Al-Din then ends the poem with powerful lines that inspired me, “It’s hard to understand the state of this nation / Without our story / This pain has been hanging over our head’s for far too long / A Willie Lynch letter story.”
Mental slavery is a subliminal tactic used to keep Africans in America in psychological chains for generations. In 1712, Willie Lynch prophesied this method of control that would push an inferior mentality on the enslaved and eliminate the strength in numbers that unity provided Africans in America. Lynch stated that the correct use of his methods would control these Africans in America for 300 years or more.
We can see that has come to fruition with the help of media today. What has not been fully addressed is whether the press deliberately support the white supremacist agenda or whether media’s participation transformed into something less intentional, but equally dangerous.
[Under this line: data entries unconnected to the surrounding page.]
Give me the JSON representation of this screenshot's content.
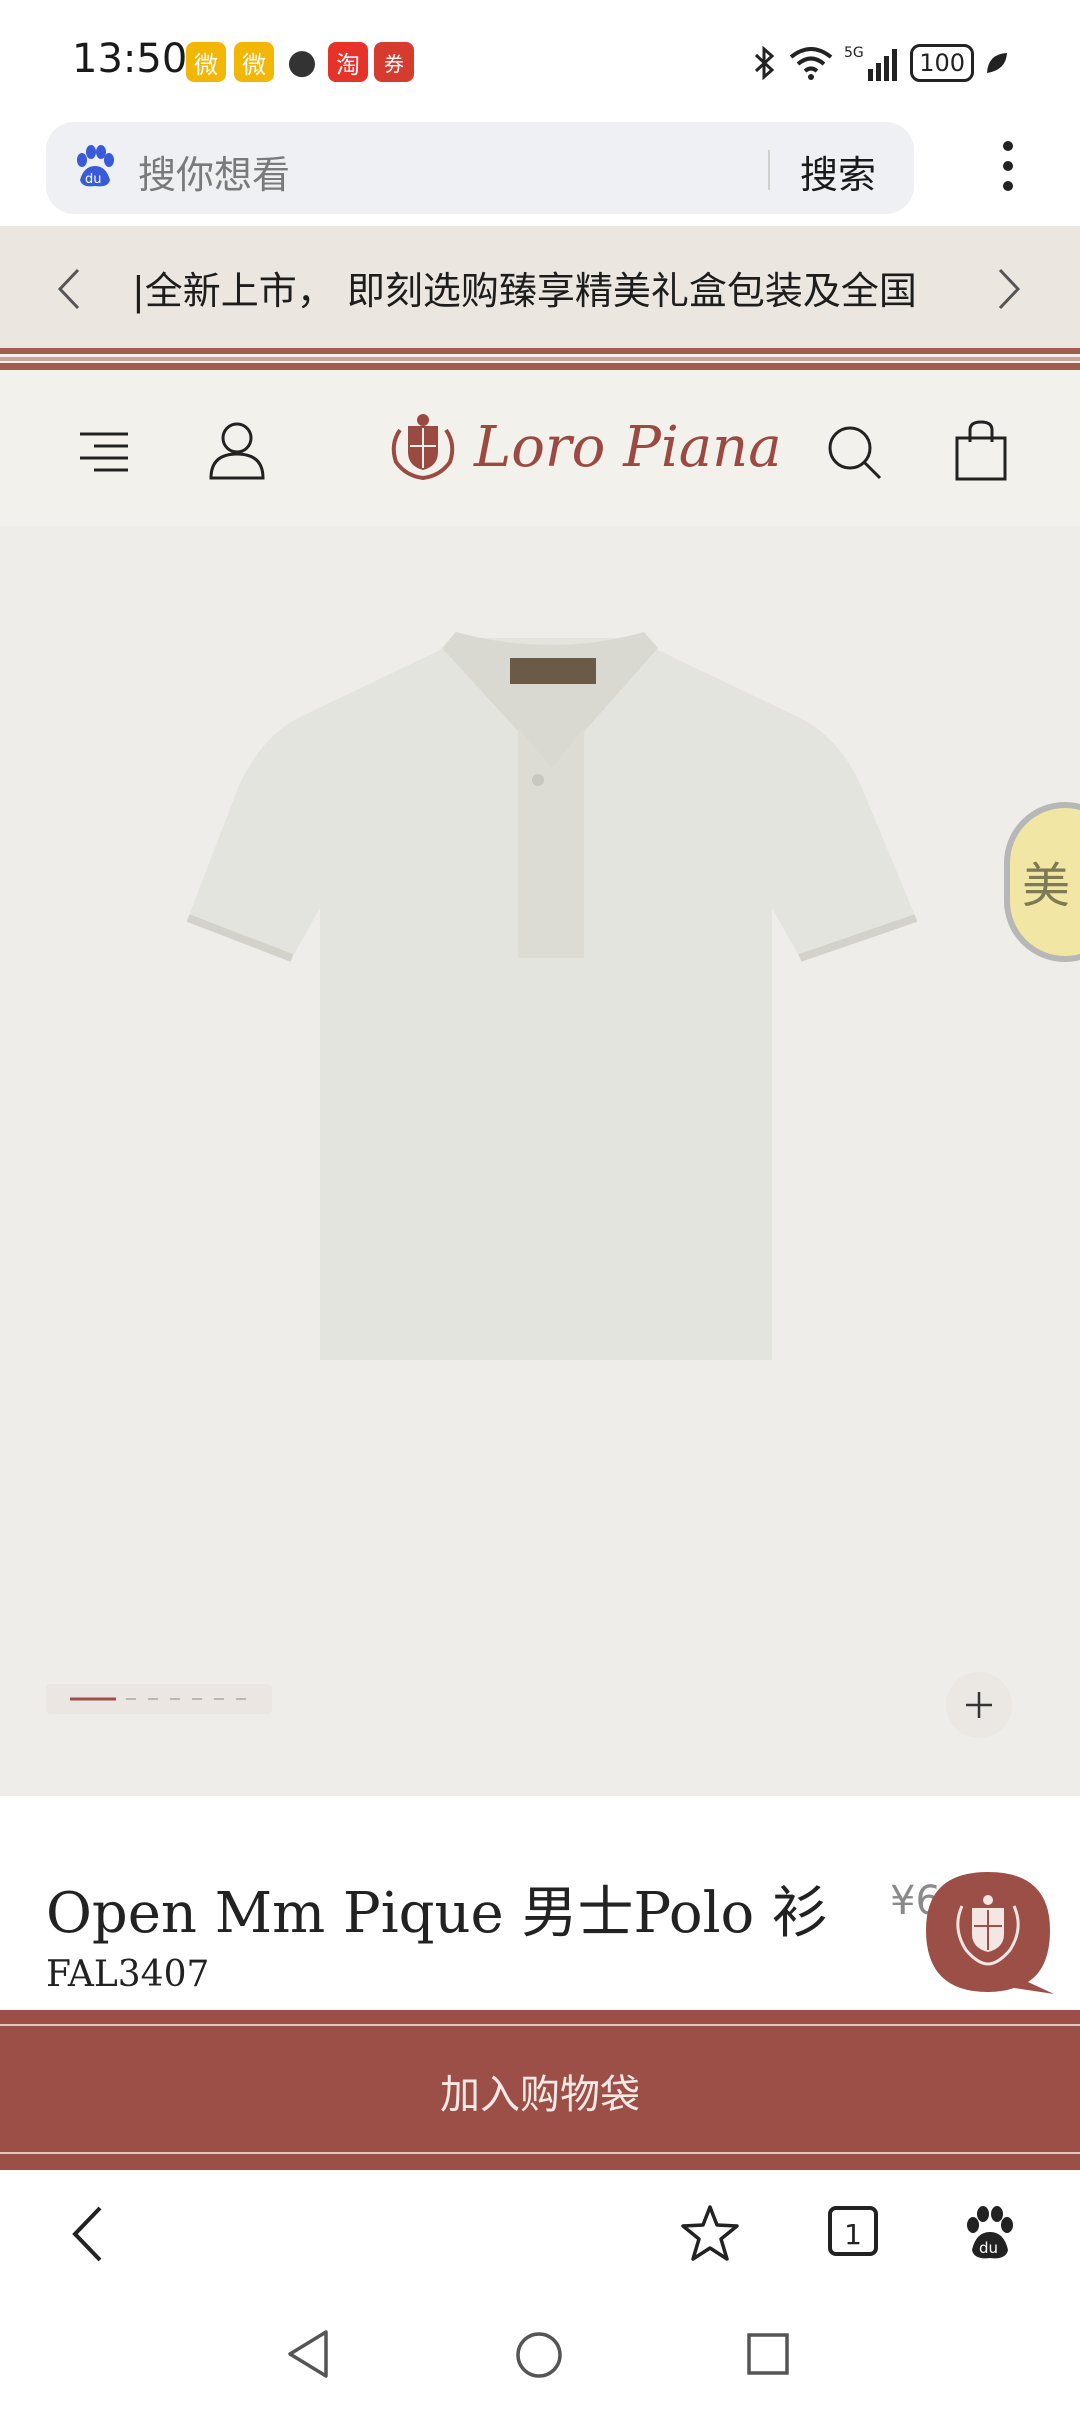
{
  "status_bar": {
    "time": "13:50",
    "apps": [
      {
        "icon": "weibo-icon",
        "color": "#e6162d",
        "glyph": "微"
      },
      {
        "icon": "weibo-icon",
        "color": "#e6162d",
        "glyph": "微"
      },
      {
        "icon": "wechat-icon",
        "color": "#333333",
        "glyph": "●"
      },
      {
        "icon": "taobao-icon",
        "color": "#ff4400",
        "glyph": "淘"
      },
      {
        "icon": "app-icon",
        "color": "#e84a3f",
        "glyph": "券"
      }
    ],
    "network": "5G",
    "battery": "100",
    "battery_level": 1.0
  },
  "search": {
    "placeholder": "搜你想看",
    "button_label": "搜索"
  },
  "promo": {
    "text": "|全新上市， 即刻选购臻享精美礼盒包装及全国"
  },
  "header": {
    "brand": "Loro Piana"
  },
  "gallery": {
    "image_count": 8,
    "active_index": 0
  },
  "floating": {
    "side_label": "美"
  },
  "product": {
    "title": "Open Mm Pique 男士Polo 衫",
    "price": "¥6",
    "code": "FAL3407"
  },
  "cta": {
    "add_to_bag": "加入购物袋"
  },
  "browser_toolbar": {
    "tab_count": "1"
  },
  "colors": {
    "brand_red": "#9c4f46",
    "background": "#f3f1ec",
    "shirt": "#e3e3dd"
  }
}
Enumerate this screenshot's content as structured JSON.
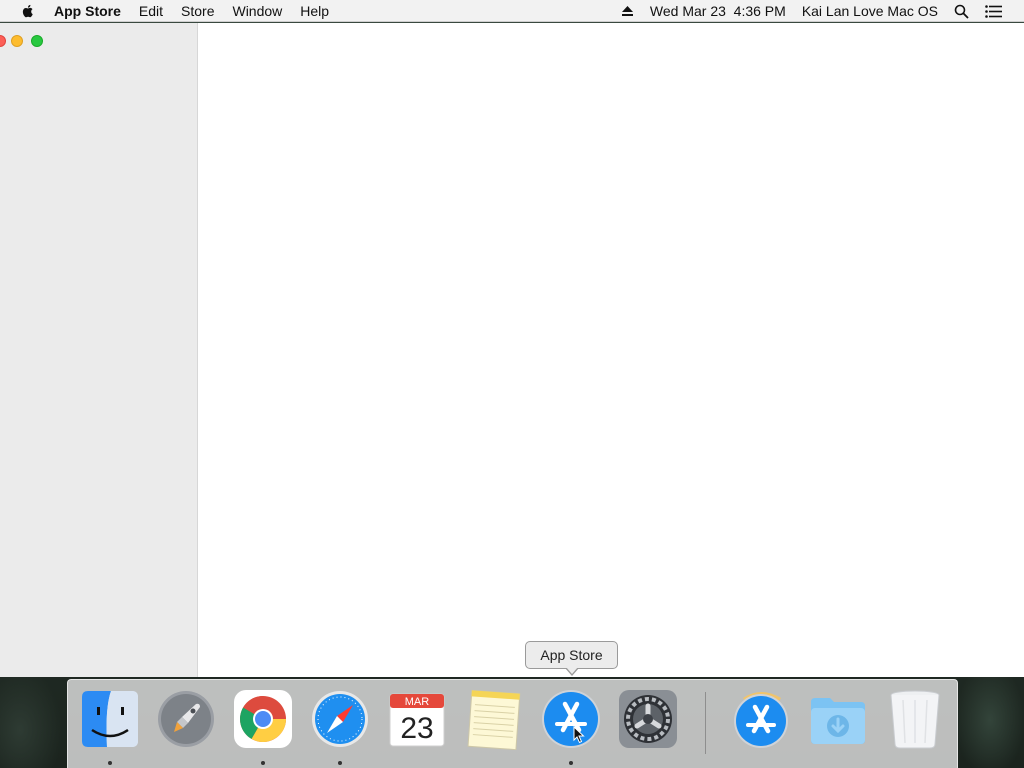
{
  "menubar": {
    "app_name": "App Store",
    "menus": [
      "Edit",
      "Store",
      "Window",
      "Help"
    ],
    "date": "Wed Mar 23",
    "time": "4:36 PM",
    "user": "Kai Lan Love Mac OS",
    "icons": [
      "apple-icon",
      "eject-icon",
      "spotlight-search-icon",
      "notification-center-icon"
    ]
  },
  "window": {
    "traffic_lights": [
      "close",
      "minimize",
      "zoom"
    ],
    "colors": {
      "close": "#fc5f57",
      "minimize": "#fdbc2e",
      "zoom": "#28c840"
    }
  },
  "dock": {
    "tooltip": "App Store",
    "calendar_month": "MAR",
    "calendar_day": "23",
    "apps": [
      {
        "name": "finder-icon",
        "running": true
      },
      {
        "name": "launchpad-icon",
        "running": false
      },
      {
        "name": "chrome-icon",
        "running": true
      },
      {
        "name": "safari-icon",
        "running": true
      },
      {
        "name": "calendar-icon",
        "running": false
      },
      {
        "name": "notes-icon",
        "running": false
      },
      {
        "name": "app-store-icon",
        "running": true
      },
      {
        "name": "system-preferences-icon",
        "running": false
      },
      {
        "name": "app-store-installer-icon",
        "running": false
      },
      {
        "name": "downloads-folder-icon",
        "running": false
      },
      {
        "name": "trash-icon",
        "running": false
      }
    ]
  }
}
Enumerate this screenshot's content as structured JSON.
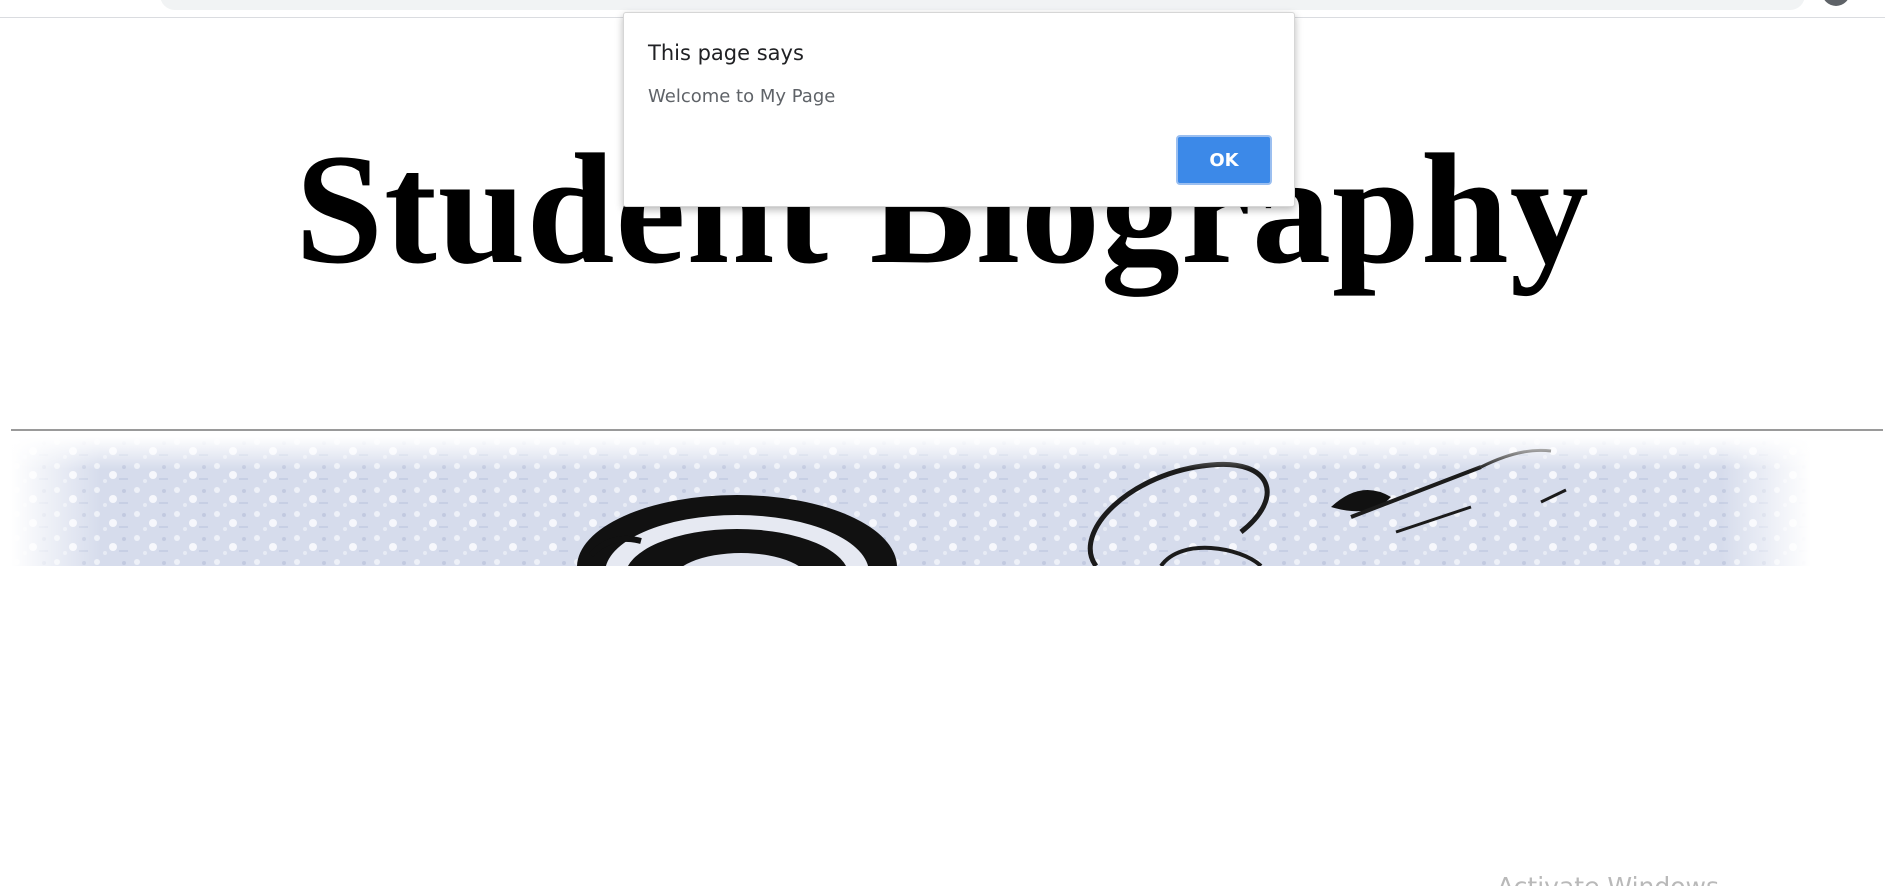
{
  "page": {
    "title": "Student Biography",
    "watermark": "Activate Windows"
  },
  "alert": {
    "heading": "This page says",
    "message": "Welcome to My Page",
    "ok_label": "OK"
  },
  "colors": {
    "ok_button": "#3c89e8",
    "divider": "#9a9a9a",
    "banner_tint": "#c9d1e6"
  },
  "icons": {
    "banner": "abstract-ink-splash-banner",
    "profile": "profile-avatar"
  }
}
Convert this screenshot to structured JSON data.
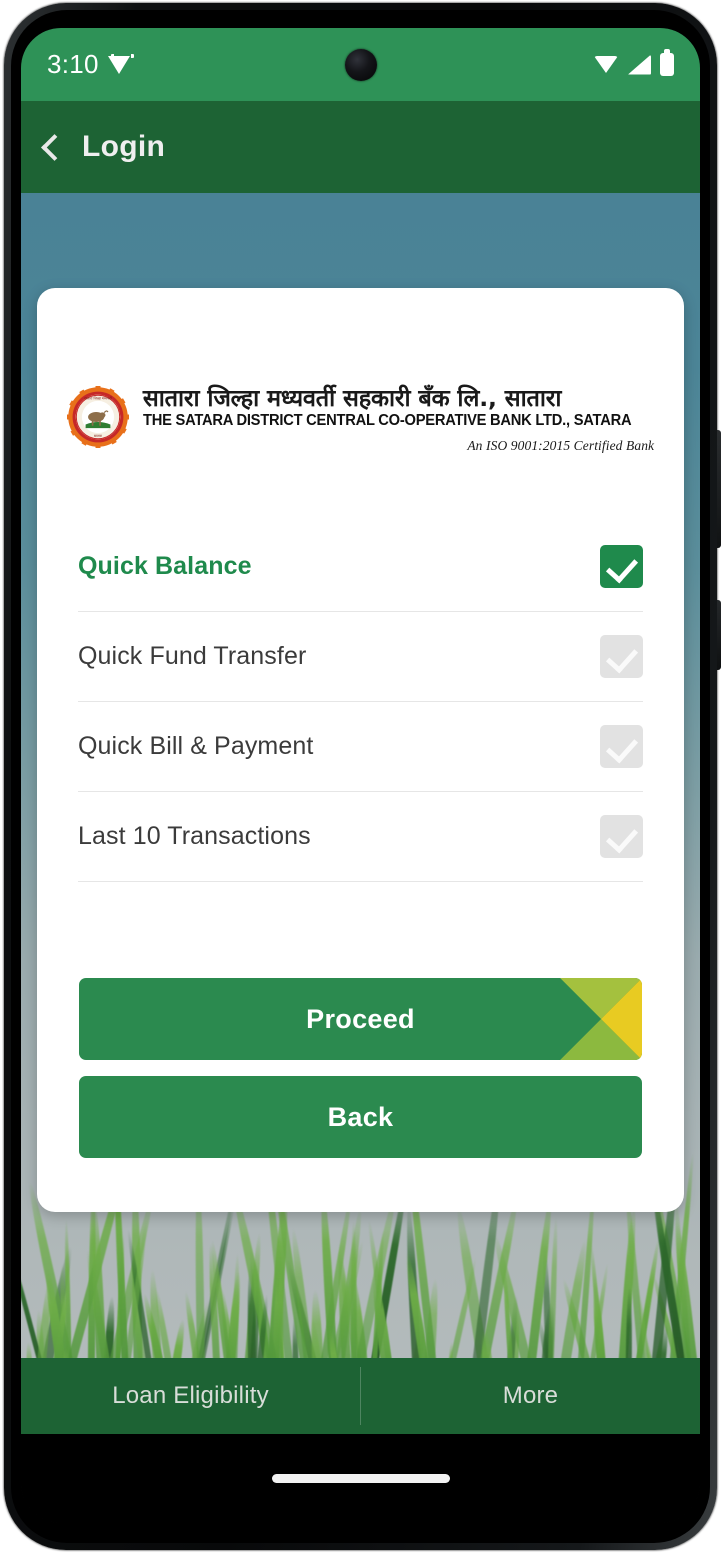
{
  "status_bar": {
    "time": "3:10",
    "icons": [
      "notification-icon",
      "wifi-icon",
      "cellular-signal-icon",
      "battery-icon"
    ]
  },
  "app_bar": {
    "back_icon": "chevron-left-icon",
    "title": "Login"
  },
  "card": {
    "logo": {
      "emblem_alt": "bank-emblem",
      "marathi_name": "सातारा जिल्हा मध्यवर्ती सहकारी बँक लि., सातारा",
      "english_name": "THE SATARA DISTRICT CENTRAL CO-OPERATIVE BANK LTD., SATARA",
      "certification": "An ISO 9001:2015 Certified Bank"
    },
    "services": [
      {
        "label": "Quick Balance",
        "checked": true,
        "enabled": true
      },
      {
        "label": "Quick Fund Transfer",
        "checked": false,
        "enabled": false
      },
      {
        "label": "Quick Bill & Payment",
        "checked": false,
        "enabled": false
      },
      {
        "label": "Last 10 Transactions",
        "checked": false,
        "enabled": false
      }
    ],
    "buttons": {
      "proceed": "Proceed",
      "back": "Back"
    }
  },
  "bottom_nav": {
    "items": [
      {
        "label": "Loan Eligibility"
      },
      {
        "label": "More"
      }
    ]
  },
  "colors": {
    "status_bar_green": "#2e9257",
    "app_bar_green": "#1d6334",
    "accent_green": "#1f8a4c",
    "button_green": "#2b8a4f",
    "deco_yellow": "#e8cb22",
    "deco_olive": "#a4c13e",
    "checkbox_disabled": "#e2e2e2",
    "card_white": "#ffffff"
  }
}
For example, in the music industry, they search for psychologically unstable black youth in struggling neighborhoods and create stars. Given the backgrounds of the new stars, they’re more likely to have troubled pasts, and the industry revels in this. These created stars now appeal to youth across America in similar situations. Their songs perpetuate violence and bring allure to self-destruction for their troubled young listeners. Artists like Chief Keef cause our generation to give into assimilation, think irrationally, and hate each other.
This is how America is making sure that the prophecy of Willie Lynch does not die.